From my IGTV Channel (@scotthamiltonwoodworking): Saggy cabinet doors are a pet peeve of mine. If they are for you to, here’s what you need to know. Feel free to ask me questions about this or any other cabinetry related topic in the comments section below!
There are lots of do’s and don’ts in planning a kitchen renovation. I’ve seen and brought to life a lot of good kitchen plans, and guided clients away from bad plans that just wouldn’t have worked in their space. I’ve also helped many clients find solutions to their specific needs through the design phase; here is my basic ‘start here’ list before even talking about aesthetics, which I’ll talk about in a forthcoming post. The first question I ask in an initial consultation is, “What are your needs?” This is often a question that gets neglected because we are all so used to making do with the space we have, so I suggest starting with a fresh look at the room available as blank slate. Out comes the paper and pencil, and an empty outline of the floor area is drawn. The next question is access; this usually predetermines a significant part of the design. Can doors/windows be relocated or altered to improve function if necessary, and does the budget allow for it? How about moving the major appliances? Sometimes even a small shift can make a big difference. Main Design Considerations TRAFFIC How many people are usually in the kitchen at the same time? There are different needs for a family than a single person or a professional couple. Where are the doors into and out of the kitchen and how will they impact the space? Is there room for an island (suggested minimum 42” between counters) if desired or a peninsula countertop? Is there adequate space for stools at an eating bar? Is there a direct line to the coveted coffee prep area that doesn’t have to impede other morning traffic?
WORKFLOW The classic ‘work triangle’ between prep & cooking area, cleaning zone and food storage is a starting point. Generally speaking, there shouldn’t be a long walk to any of them. Ergonomics is everything because there’s nothing more frustrating than daily inconveniences in the kitchen. The food prep area should be close to both the refrigerator and the cooktop. It should also have convenient access to knives, cutting boards and food storage containers. Within reach of the cooktop should be cooking utensils, with pots and pans as close as possible. If there is a separate wall oven, make sure there is a heat-proof drop zone close by and keep those oven mitts handy! Are you a baker? A spacious floor plan might allow room for a dropped counter for kneading breads or rolling pastries. Ideally the cleanup zone should not come between any of these.
STORAGE How many appliances do you have? Where will they be stored? They don’t all have to go on the counter. What about baking supplies, canned goods and food sundries? Most kitchens don’t have space for a walk-in pantry; tall pull-out pantries in limited spaces are a good option because the entire depth of the space is reachable, so nothing gets buried at the back of the shelf. Pull-outs above the refrigerator make great use of a hard-to-reach space as well. Lower cabinets are almost exclusively drawers and sliding components these days, because who wants to get down on their hands and knees to dig through the bottom shelf? And of course don’t forget waste, recycling and compost! Clean dish storage should be adjacent to the sink and dishwasher, preferably closest to the eating area for convenient dinner set up.

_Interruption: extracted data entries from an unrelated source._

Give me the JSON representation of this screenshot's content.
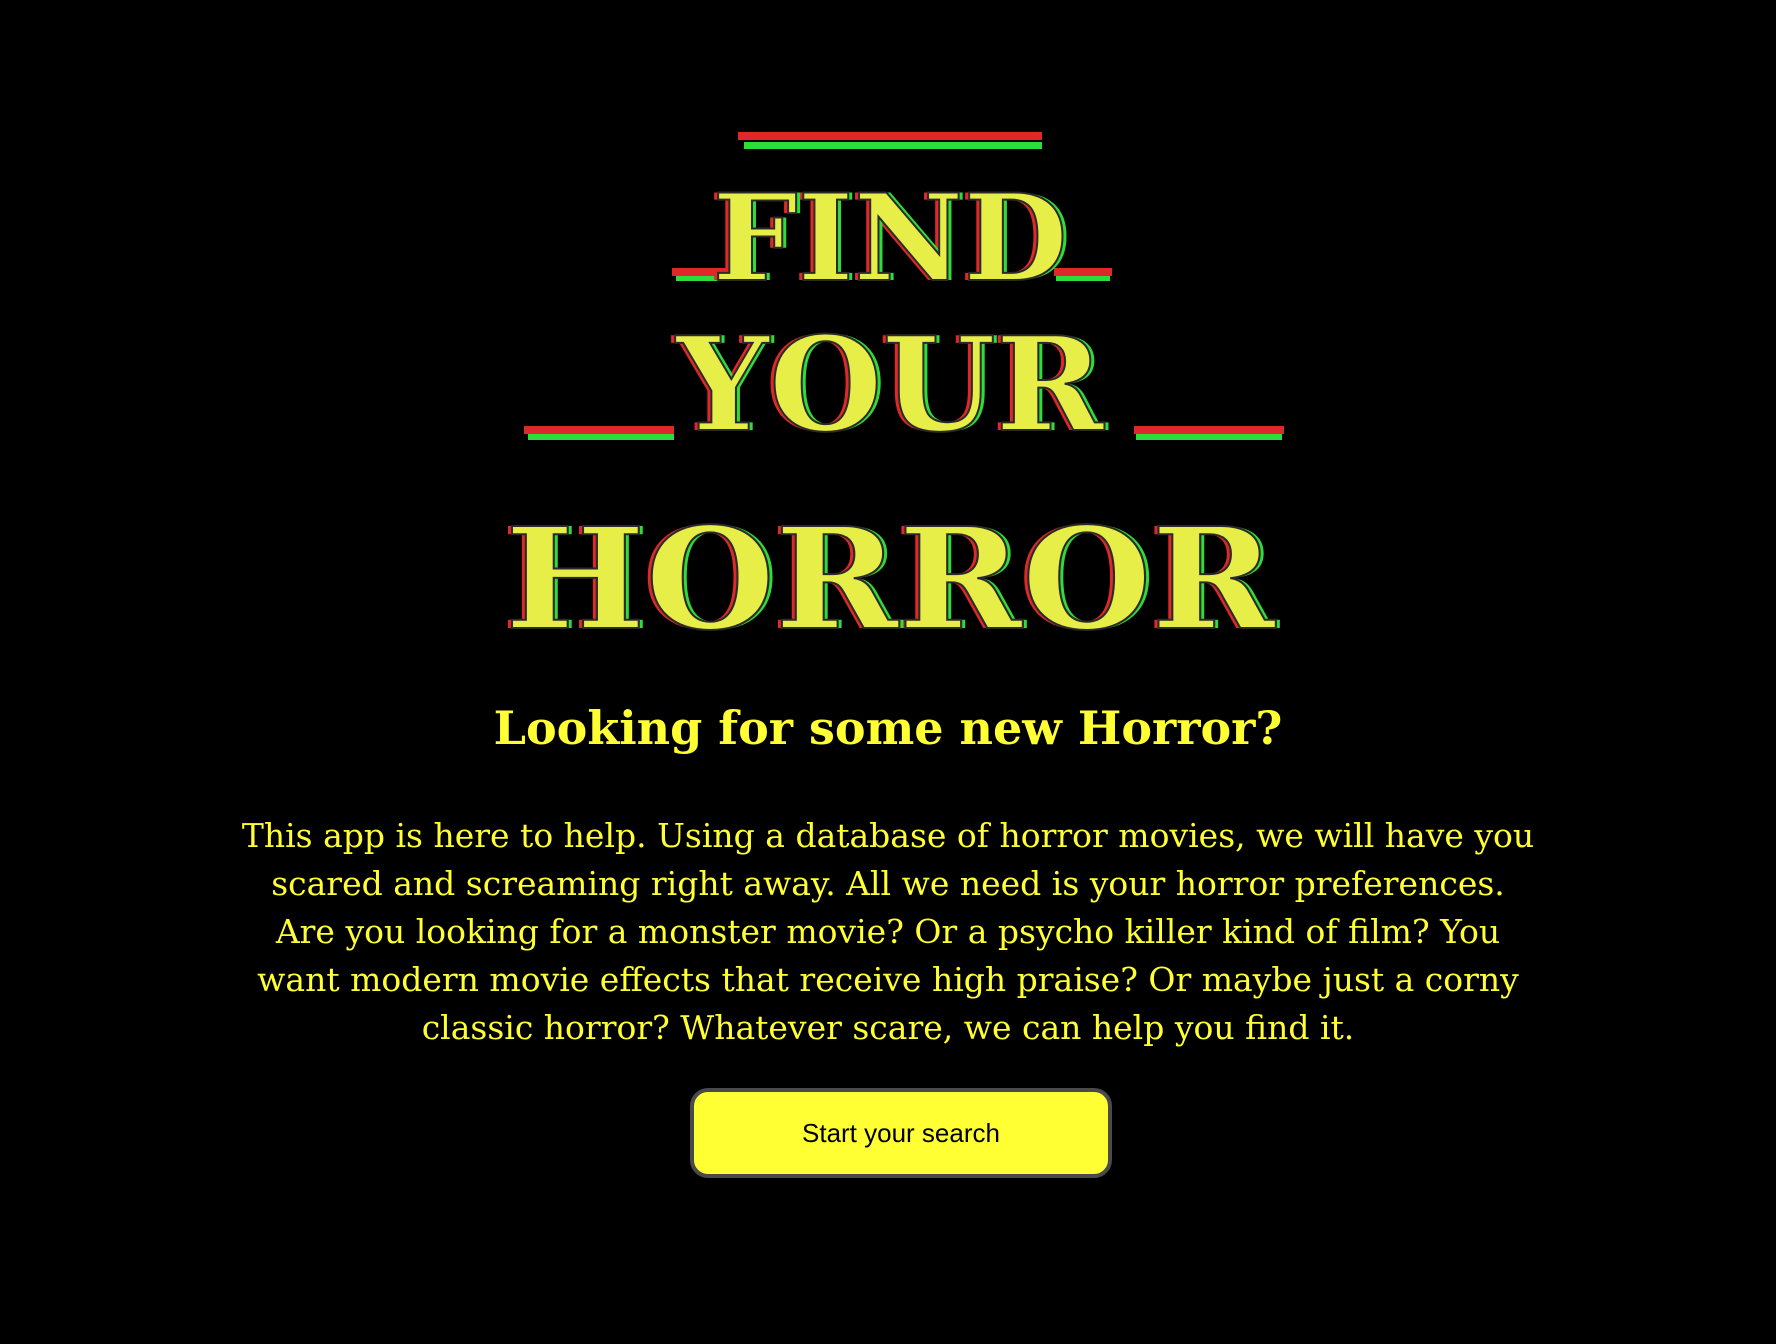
{
  "logo": {
    "line1": "FIND",
    "line2": "YOUR",
    "line3": "HORROR",
    "fill_color": "#e8ee48",
    "shadow_red": "#e02828",
    "shadow_green": "#2edc3a"
  },
  "main": {
    "heading": "Looking for some new Horror?",
    "intro": "This app is here to help. Using a database of horror movies, we will have you scared and screaming right away. All we need is your horror preferences. Are you looking for a monster movie? Or a psycho killer kind of film? You want modern movie effects that receive high praise? Or maybe just a corny classic horror? Whatever scare, we can help you find it.",
    "cta_label": "Start your search"
  },
  "colors": {
    "background": "#000000",
    "accent": "#ffff33",
    "button_border": "#4a4a4a"
  }
}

BUDGET It’s very important to know what the limit is before you begin. Sometimes this can predetermine much of the above conversation, and sometimes the ‘need-vs-want’ card has to be played to keep things realistic. On the other hand, more of the ‘wants’ may be possible than previously thought, making that dream kitchen within reach. Much of the budget scope can be adjusted through material choices, for example quartz vs laminate, natural stone floor tile vs a man-made material (so many excellent new products!) Dovetail drawers or doweled melamine? The choices are many. If your wish list produces a number that’s too high, don’t give up, ask for some more cost-sensitive options that would still fit your needs. Above all, be comfortable with the designer & kitchen contractor you choose. They should instill confidence and be easy to talk to, listen and have answers for all of your questions and be willing to work within your parameters. Happy renovating!